Here, Tedder, who is out with his band promoting OneRepublic’s latest album, “Oh My My,” reveals why points are a huge part of his Christmas each year and what you should be aware of when booking your next trip to Lake Como.

Are you a points guy?

I’m definitely a points person. Points and miles are priceless since you can do so much with them. I just got an email reminding me that I have 500,000. My goal is to get the United lifetime platinum thing so you can get upgrades for your lifetime.

How do you use your points?

To buy Christmas gifts. That’s what I’m thinking of at this time of year. I can get a lot of gifts for people. I always use my points for Christmas gifts. Why not?

Your tour is sponsored by MasterCard. What does your MasterCard mean to you?

It means more to me than it means to most people. When I moved to Los Angeles years ago, all I had was that card. My biggest Mastercard memory is when I was completely broke waiting for a song I did for a movie that wasn’t so great, that starred Dax Shepard (2004’s “Without a Paddle”). I was waiting for a $7,000 check and I had a $1,500 limit on my MasterCard so I bought all of my groceries, furniture and gas with that card. I lived solely off of that one card.

What’s the best trip you’ve ever taken?

Capri, Italy, is one of the most transcendental places I’ve ever been to. I went there for my honeymoon. Capri is like going back in time where some Roman emperors lived. It’s the most beautiful place and it was the best trip ever. I also love Zermatt, Switzerland. There are no cars there so there is no pollution and you can see the Matterhorn. It’s like being in a snow globe. It’s gorgeous.

Any travel horror stories?

Yes, a month ago I was in Boston, Turkey, Berlin and London, all within 48 hours. We played a private show in Boston, I had lunch in Berlin, stopped in Turkey and had dinner in London. It was just too much.

Any personal travel horror anecdotes?

Yes. My wife and I had such a bad experience it could have been an Ashton Kutcher movie. We rented a house in Lake Como. The photos of the place were gorgeous, but when we arrived, it was a studio villa with no air conditioning. We had a black and white television. There was no car and no access to groceries. Every taxi was 50 euro. Wax was melted on the tables and there were cockroaches on the floor.
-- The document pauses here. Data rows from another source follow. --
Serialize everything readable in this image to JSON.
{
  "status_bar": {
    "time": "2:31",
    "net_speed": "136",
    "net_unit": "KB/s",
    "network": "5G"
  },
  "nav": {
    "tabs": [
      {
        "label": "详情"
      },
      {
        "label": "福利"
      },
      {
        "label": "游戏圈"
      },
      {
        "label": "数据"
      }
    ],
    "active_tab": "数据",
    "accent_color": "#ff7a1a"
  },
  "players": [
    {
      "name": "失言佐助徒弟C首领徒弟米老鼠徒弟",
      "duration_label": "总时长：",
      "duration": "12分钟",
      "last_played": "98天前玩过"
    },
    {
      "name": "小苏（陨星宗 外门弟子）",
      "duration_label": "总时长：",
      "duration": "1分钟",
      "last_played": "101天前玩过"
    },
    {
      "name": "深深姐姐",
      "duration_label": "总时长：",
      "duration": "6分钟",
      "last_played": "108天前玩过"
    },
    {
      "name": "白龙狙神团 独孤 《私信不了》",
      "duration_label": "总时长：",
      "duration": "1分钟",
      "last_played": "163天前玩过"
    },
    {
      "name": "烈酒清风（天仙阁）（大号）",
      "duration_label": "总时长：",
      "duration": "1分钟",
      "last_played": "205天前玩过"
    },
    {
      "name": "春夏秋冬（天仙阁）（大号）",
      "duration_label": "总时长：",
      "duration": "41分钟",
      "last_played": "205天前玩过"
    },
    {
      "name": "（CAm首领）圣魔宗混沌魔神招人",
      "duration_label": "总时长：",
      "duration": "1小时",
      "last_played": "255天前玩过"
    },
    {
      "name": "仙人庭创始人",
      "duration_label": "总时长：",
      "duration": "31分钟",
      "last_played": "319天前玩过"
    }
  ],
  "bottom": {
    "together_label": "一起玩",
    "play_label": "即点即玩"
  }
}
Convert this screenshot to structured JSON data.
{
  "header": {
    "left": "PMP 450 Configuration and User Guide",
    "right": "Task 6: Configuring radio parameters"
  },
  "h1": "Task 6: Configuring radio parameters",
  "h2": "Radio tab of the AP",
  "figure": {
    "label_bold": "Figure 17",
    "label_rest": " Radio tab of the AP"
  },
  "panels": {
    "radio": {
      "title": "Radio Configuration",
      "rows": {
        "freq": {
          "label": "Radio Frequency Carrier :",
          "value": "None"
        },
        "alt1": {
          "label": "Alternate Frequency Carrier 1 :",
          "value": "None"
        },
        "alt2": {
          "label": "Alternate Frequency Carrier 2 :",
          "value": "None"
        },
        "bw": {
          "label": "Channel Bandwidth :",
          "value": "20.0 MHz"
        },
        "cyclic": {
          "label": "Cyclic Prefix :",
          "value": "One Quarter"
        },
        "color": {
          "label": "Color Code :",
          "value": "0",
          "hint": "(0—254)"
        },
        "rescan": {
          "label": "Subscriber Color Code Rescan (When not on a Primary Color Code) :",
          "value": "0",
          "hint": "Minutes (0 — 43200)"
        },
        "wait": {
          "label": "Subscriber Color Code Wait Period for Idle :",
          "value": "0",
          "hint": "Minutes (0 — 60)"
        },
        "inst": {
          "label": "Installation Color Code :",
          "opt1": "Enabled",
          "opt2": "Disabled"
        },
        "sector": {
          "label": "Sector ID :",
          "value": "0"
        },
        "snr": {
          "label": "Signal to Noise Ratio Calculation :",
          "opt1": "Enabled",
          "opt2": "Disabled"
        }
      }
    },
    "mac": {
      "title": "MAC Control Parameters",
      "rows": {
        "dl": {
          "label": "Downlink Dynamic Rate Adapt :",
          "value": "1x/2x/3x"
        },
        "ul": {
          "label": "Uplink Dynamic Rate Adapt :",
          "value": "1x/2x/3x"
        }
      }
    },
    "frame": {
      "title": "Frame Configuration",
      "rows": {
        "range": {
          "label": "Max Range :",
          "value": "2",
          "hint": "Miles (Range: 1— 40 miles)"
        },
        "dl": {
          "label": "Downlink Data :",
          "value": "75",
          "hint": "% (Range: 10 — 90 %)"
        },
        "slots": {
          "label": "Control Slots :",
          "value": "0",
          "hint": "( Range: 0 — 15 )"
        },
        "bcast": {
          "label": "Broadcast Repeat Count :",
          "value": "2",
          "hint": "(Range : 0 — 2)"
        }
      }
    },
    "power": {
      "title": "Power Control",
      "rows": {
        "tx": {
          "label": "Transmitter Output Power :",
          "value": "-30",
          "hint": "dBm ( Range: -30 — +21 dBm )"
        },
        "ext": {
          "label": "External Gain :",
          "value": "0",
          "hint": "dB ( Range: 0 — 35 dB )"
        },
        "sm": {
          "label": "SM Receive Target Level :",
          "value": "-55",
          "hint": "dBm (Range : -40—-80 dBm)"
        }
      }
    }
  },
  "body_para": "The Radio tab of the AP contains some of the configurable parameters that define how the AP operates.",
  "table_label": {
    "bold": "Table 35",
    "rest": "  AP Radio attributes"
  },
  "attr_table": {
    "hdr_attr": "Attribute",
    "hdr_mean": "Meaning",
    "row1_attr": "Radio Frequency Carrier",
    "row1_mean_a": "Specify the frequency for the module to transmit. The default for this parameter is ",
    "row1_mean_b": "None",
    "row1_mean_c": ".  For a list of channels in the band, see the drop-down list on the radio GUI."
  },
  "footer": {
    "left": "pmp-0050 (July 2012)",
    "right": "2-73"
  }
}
But aside from that it was fine?

Absolutely. It could have been worse. I just don’t know how. If you’re going to Lake Como, do some research or you could get burned like we did. We were told it was five-star but not everything in Lake Como is five-star.

What’s your secret to a successful trip?

Be organized. One of the times I went to Capri, I left my passport behind and couldn’t check into the hotel. All of that can be avoided if you’re on top of everything.

What’s it like producing your own band as opposed to your superstar pals?

It’s incredibly stressful. It’s so different than producing somebody else since I don’t feel any pressure — when it’s another artist, it’s not my story, so it’s not uber personal. When I produce somebody else, it’s like a game with me. It’s different when I go for goosebumps in songs with my own band. It’s a more selfish endeavor.

What’s it like working with Adele and Beyonce?

I’m incredibly lucky since I started working with them before each of them blew up. I remember when I was working with Adele in 2010, I told some people about her and they didn’t know who she was since ‘21′ wasn’t out yet. Can you believe that? The amazing thing is that she knocked out the song [“Rumour Has It,” which Tedder co-wrote with Adele] in 10 minutes. She was pitch perfect. She hit every note. I had been working as a producer for 10 years at that point and that never happened so I told Adele. There’s nothing like nailing a great pop song.